Credit Suisse must provide $2.8 billion in consumer relief, in addition to the civil penalty of $2.48 billion it has already paid. Unlike the civil penalty that Credit Suisse simply pays out, Credit Suisse need not spend $2.8 billion to meet its consumer relief obligation. Under the settlement, Credit Suisse earns “credit” toward its $2.8 billion obligation by providing the types of consumer relief listed in the settlement. Credit Suisse can earn more “credit” for some types of consumer relief than others. As a result, Credit Suisse will ultimately be able to meet its $2.8 billion obligation by spending less than $2.8 billion.

Under the settlement, Credit Suisse may provide the following types of consumer relief:

  • Loan modifications for homeowners having trouble making their mortgage payments

  • Loan extinguishments for borrowers with second or more junior mortgages

  • Funding for affordable housing developments

Who is the Monitor?

The Monitor for the Settlement Agreement is Neil M. Barofsky. He is a partner at the law firm
Jenner & Block LLP. He previously served as a federal prosecutor and as the Presidentially-appointed first special inspector general of the $700 billion Troubled Asset Relief Program.

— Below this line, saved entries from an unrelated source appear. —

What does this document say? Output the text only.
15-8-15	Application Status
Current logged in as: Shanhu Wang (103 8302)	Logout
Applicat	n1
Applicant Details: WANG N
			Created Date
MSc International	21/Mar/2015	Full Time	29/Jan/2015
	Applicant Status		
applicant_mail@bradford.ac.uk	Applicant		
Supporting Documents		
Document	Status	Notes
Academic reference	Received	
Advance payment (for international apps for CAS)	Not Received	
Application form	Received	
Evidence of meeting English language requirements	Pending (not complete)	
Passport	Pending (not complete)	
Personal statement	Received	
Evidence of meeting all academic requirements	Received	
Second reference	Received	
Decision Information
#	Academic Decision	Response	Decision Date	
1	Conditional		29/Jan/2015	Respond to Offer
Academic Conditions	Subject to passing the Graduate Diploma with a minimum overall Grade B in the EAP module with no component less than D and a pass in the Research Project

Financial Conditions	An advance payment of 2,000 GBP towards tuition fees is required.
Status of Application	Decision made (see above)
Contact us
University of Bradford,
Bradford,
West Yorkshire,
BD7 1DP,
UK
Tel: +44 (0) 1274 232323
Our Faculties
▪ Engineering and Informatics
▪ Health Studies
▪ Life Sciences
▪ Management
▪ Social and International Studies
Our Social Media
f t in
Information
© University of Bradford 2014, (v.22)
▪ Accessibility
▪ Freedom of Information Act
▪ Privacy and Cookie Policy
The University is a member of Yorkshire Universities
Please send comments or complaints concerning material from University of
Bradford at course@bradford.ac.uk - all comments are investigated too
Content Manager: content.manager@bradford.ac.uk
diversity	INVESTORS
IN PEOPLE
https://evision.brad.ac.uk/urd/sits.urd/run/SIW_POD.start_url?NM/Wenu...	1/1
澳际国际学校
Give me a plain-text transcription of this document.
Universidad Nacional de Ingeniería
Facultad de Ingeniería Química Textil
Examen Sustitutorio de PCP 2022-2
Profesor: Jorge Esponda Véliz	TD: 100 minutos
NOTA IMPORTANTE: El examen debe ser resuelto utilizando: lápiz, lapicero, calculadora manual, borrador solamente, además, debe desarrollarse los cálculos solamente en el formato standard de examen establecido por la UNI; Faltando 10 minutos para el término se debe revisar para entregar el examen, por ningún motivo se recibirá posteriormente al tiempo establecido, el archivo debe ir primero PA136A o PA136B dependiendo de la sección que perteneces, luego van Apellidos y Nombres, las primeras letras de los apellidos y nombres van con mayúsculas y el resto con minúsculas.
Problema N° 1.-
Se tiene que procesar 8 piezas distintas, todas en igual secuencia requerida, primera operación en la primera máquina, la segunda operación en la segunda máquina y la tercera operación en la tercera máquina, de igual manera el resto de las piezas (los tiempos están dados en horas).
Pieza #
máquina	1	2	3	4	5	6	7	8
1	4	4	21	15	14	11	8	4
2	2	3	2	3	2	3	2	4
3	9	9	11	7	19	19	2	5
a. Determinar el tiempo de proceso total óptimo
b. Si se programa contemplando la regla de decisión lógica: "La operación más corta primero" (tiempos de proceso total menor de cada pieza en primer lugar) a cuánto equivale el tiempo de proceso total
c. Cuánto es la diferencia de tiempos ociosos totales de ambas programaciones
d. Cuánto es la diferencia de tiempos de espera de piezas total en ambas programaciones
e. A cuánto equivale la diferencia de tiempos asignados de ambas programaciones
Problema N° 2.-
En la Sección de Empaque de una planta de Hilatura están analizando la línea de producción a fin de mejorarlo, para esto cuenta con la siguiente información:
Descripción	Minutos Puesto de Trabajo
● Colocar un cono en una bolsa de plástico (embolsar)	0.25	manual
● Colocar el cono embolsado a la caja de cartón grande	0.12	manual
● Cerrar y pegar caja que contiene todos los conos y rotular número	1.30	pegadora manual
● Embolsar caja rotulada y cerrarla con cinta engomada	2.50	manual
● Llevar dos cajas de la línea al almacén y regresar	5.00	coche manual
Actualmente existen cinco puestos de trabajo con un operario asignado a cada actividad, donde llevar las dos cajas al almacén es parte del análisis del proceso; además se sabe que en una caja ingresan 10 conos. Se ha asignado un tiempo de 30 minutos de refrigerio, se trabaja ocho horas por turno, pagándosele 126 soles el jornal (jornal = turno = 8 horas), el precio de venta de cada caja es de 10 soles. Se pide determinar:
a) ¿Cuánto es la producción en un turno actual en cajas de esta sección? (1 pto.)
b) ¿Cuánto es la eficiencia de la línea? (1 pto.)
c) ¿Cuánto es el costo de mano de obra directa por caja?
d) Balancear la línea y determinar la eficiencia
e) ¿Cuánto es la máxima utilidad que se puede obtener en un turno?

What is the Monitor’s job?

The Monitor’s role is to oversee Credit Suisse’s obligation to provide $2.8 billion in consumer relief. His job is to write public reports on Credit Suisse’s consumer relief effort, validate the credits earned by Credit Suisse, and ultimately certify whether Credit Suisse has fulfilled its end of the Settlement Agreement.

The Monitor does not represent any of the parties to the Settlement Agreement. Neither Credit Suisse nor the Department of Justice may control or direct the Monitor’s work.

The Monitor does not have the authority to intervene in individual cases and cannot provide legal or tax advice to individual homeowners or organizations.